La connaissance des antécédents de santé d’un adhérent permet à l’assurance d’établir un lien logique entre les séquelles des anciennes maladies de l’assuré et les complications à venir. Il pourrait ainsi majorer ses offres selon les risques à couvrir en termes de soins. En effet, les conséquences d’une opération même banale peuvent être onéreuses pour l’assureur. Citons en guise d’exemple une personne qui a été opéré il y a un an, mais il est toujours en arrêt de travail un an plus tard, car il ne peut pas reprendre ses forces. Ainsi, si les risques sont trop élevés, l’organisme est en droit de refuser le contrat.

En cas de fausses informations, la compagnie est en mesure de refuser l’indemnisation et de garder l’ensemble des primes versées. Concernant le secret médical, les documents remplis sont protégés confidentiellement comme l’impose le CNIL. D’autre part, le médecin de la compagnie d’assurance n’a aucun droit de demander à voir le dossier médical au médecin traitant de l’assuré sauf en cas d’exception.
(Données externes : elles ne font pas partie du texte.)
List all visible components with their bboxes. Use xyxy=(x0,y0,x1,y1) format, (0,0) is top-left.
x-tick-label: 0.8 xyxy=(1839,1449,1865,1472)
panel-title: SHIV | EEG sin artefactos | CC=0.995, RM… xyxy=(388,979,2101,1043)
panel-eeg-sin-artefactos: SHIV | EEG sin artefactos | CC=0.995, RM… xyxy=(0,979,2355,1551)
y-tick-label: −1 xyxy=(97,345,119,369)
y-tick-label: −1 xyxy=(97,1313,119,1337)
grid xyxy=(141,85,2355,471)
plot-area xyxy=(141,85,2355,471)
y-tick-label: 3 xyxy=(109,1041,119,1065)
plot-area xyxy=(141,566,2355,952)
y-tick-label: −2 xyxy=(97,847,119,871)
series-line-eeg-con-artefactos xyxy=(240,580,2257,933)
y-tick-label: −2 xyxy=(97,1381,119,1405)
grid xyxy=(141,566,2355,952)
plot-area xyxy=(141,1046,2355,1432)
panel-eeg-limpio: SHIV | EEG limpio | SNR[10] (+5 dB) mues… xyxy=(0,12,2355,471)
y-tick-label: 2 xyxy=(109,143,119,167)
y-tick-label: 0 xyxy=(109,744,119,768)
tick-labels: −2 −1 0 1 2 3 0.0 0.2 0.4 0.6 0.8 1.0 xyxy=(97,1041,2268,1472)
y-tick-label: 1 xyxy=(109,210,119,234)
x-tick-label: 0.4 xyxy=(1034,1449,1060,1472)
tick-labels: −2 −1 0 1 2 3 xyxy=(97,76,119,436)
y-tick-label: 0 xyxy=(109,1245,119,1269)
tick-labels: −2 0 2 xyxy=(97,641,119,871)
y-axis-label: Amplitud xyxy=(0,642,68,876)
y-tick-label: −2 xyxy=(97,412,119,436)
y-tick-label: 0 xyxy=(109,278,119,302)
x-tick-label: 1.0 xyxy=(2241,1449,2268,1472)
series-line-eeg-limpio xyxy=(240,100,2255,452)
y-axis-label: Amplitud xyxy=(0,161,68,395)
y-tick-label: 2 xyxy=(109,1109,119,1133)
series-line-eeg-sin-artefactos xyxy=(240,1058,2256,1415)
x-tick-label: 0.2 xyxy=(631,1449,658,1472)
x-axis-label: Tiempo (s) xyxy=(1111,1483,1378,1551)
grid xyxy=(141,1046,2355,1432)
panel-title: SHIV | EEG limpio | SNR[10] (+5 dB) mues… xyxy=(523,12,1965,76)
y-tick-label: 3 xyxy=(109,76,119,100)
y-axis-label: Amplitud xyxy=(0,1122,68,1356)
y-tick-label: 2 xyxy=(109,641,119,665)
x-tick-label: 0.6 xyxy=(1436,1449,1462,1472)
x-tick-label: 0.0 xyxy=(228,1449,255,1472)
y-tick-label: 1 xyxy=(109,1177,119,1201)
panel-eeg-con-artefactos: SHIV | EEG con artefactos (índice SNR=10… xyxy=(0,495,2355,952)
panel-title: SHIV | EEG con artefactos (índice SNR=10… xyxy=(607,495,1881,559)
De ce fait, lors du remplissage du questionnaire, l’assuré ne doit pas minimiser le nombre de ses maladies antérieures. Il risque des sanctions si l’assureur s’en aperçoit. Les sanctions possibles sont la baisse ou l’annulation du remboursement, le refus de prise en charge des maladies non déclarées. Dans le cas d’une personne souffrant d’invalidité et de plusieurs maladies, il est probable que la compagnie ne voudra pas accepter la souscription.

Lors d’une demande de prêt immobilier, il est fréquent de voir des questions qui n’ont rien à voir avec l’état de santé mais sont utiles pour l’assureur. Des questions relatives aux conditions financières du candidat à l’emprunt sont posées. On lui demande s’il a déjà été obligé d’arrêter de travailler pendant une certaine durée pour cause de maladie. Si la réponse est affirmative, il aurait alors à mentionner la durée exacte de cette interruption. A partir des réponses données, l’entreprise de mutualité peut refuser la souscription. Dans le cas d’une maladie antérieure non signalée au contrat, l’assurance peut annuler les « suites d’une infection contractée avant l’adhésion ».
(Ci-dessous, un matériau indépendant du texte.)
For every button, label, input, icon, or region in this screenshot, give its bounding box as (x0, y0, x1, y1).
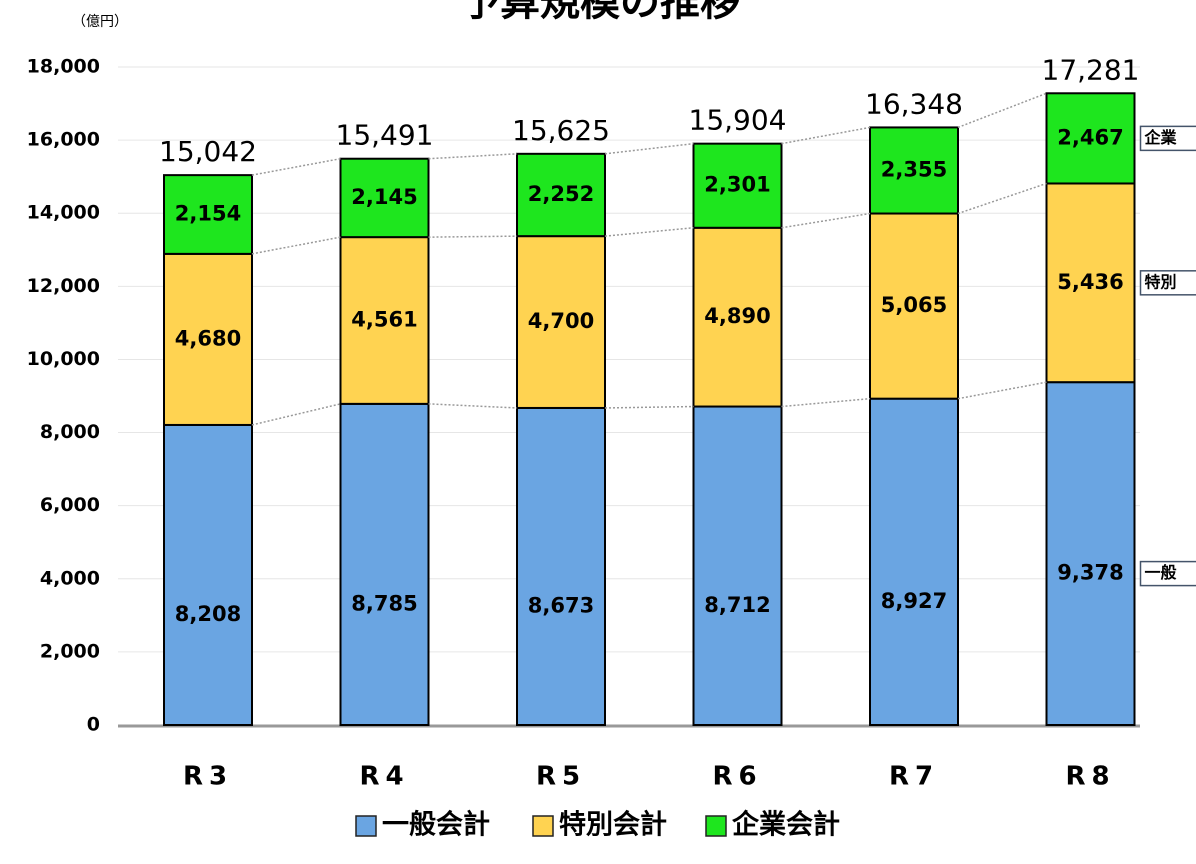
bar-segment (516, 406, 606, 726)
bar-segment (869, 126, 959, 215)
value-label: 2,145 (351, 185, 417, 209)
connector-line (428, 153, 518, 160)
bar-segment (163, 174, 253, 255)
legend-swatch (705, 815, 727, 837)
bar-segment (339, 157, 430, 239)
connector-line (957, 182, 1047, 215)
value-label: 4,561 (351, 307, 417, 331)
connector-line (604, 142, 694, 155)
y-tick-label: 2,000 (40, 640, 100, 662)
bar-segment (1045, 381, 1136, 726)
value-label: 2,154 (175, 202, 241, 226)
total-label: 17,281 (1042, 53, 1140, 86)
series-tag: 一般 (1145, 563, 1177, 582)
legend-label: 特別会計 (559, 809, 667, 841)
series-tag-box (1139, 125, 1196, 152)
bar-segment (163, 423, 253, 726)
chart-title: 予算規模の推移 (460, 0, 740, 25)
connector-line (251, 236, 341, 255)
value-label: 4,890 (704, 304, 770, 328)
legend-label: 企業会計 (732, 809, 840, 841)
y-tick-label: 0 (87, 714, 100, 736)
y-tick-label: 16,000 (27, 129, 100, 151)
total-label: 15,904 (689, 104, 787, 137)
bar-segment (339, 236, 430, 405)
value-label: 4,700 (528, 309, 594, 333)
bar-segment (692, 405, 783, 726)
value-label: 2,467 (1057, 125, 1123, 149)
value-label: 5,065 (881, 293, 947, 317)
legend-swatch (532, 815, 554, 837)
series-tag-box (1139, 270, 1196, 296)
y-tick-label: 18,000 (27, 56, 100, 78)
value-label: 2,252 (528, 182, 594, 206)
bar-segment (869, 397, 959, 726)
connector-line (251, 157, 341, 176)
bar-segment (869, 212, 959, 400)
y-tick-label: 10,000 (27, 348, 100, 370)
bar-segment (692, 142, 783, 229)
value-label: 2,355 (881, 157, 947, 181)
value-label: 9,378 (1057, 561, 1123, 585)
value-label: 8,673 (528, 593, 594, 617)
bar-segment (339, 402, 430, 726)
y-tick-label: 4,000 (40, 567, 100, 589)
series-tag: 企業 (1144, 128, 1178, 147)
x-tick-label: R8 (1065, 762, 1115, 792)
series-tag-box (1139, 560, 1196, 587)
bar-segment (1045, 182, 1136, 384)
x-tick-label: R6 (712, 762, 762, 792)
total-label: 15,042 (159, 135, 257, 168)
legend-swatch (355, 815, 377, 837)
connector-line (428, 403, 518, 409)
connector-line (428, 235, 518, 238)
connector-line (957, 381, 1047, 400)
value-label: 8,208 (175, 602, 241, 626)
x-tick-label: R4 (359, 762, 409, 792)
bar-segment (1045, 92, 1136, 185)
total-label: 15,625 (512, 114, 610, 147)
connector-line (781, 126, 871, 145)
x-tick-label: R7 (889, 762, 939, 792)
value-label: 8,712 (704, 593, 770, 617)
y-tick-label: 12,000 (27, 275, 100, 297)
value-label: 8,785 (351, 591, 417, 615)
connector-line (251, 403, 341, 426)
connector-line (604, 405, 694, 409)
value-label: 4,680 (175, 326, 241, 350)
series-tag: 特別 (1145, 272, 1177, 291)
unit-label: （億円） (72, 14, 128, 30)
y-tick-label: 6,000 (40, 494, 100, 516)
legend-label: 一般会計 (382, 809, 490, 841)
total-label: 16,348 (865, 87, 963, 120)
total-label: 15,491 (336, 119, 434, 152)
bar-segment (516, 235, 606, 409)
bar-segment (163, 252, 253, 426)
connector-line (781, 397, 871, 408)
x-tick-label: R5 (536, 762, 586, 792)
bar-segment (516, 152, 606, 238)
value-label: 2,301 (704, 173, 770, 197)
y-tick-label: 8,000 (40, 421, 100, 443)
connector-line (604, 227, 694, 237)
connector-line (957, 92, 1047, 129)
value-label: 5,436 (1057, 270, 1123, 294)
y-tick-label: 14,000 (27, 202, 100, 224)
value-label: 8,927 (881, 589, 947, 613)
x-tick-label: R3 (183, 762, 233, 792)
connector-line (781, 212, 871, 229)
Tous ces cas s’appliquent à l’assurance santé individuelle, mais quand il s’agit d’une mutuelle d’entreprise, les salariés ne sont pas obligés de remplir le questionnaire. Si la mutuelle du groupe est facultative dans une entreprise, la compagnie d’assurance peut refuser l’adhésion du salarié si le contrat ne lui présente aucun avantage. Par contre, si elle est obligatoire, elle n’a pas le droit de refuser la souscription.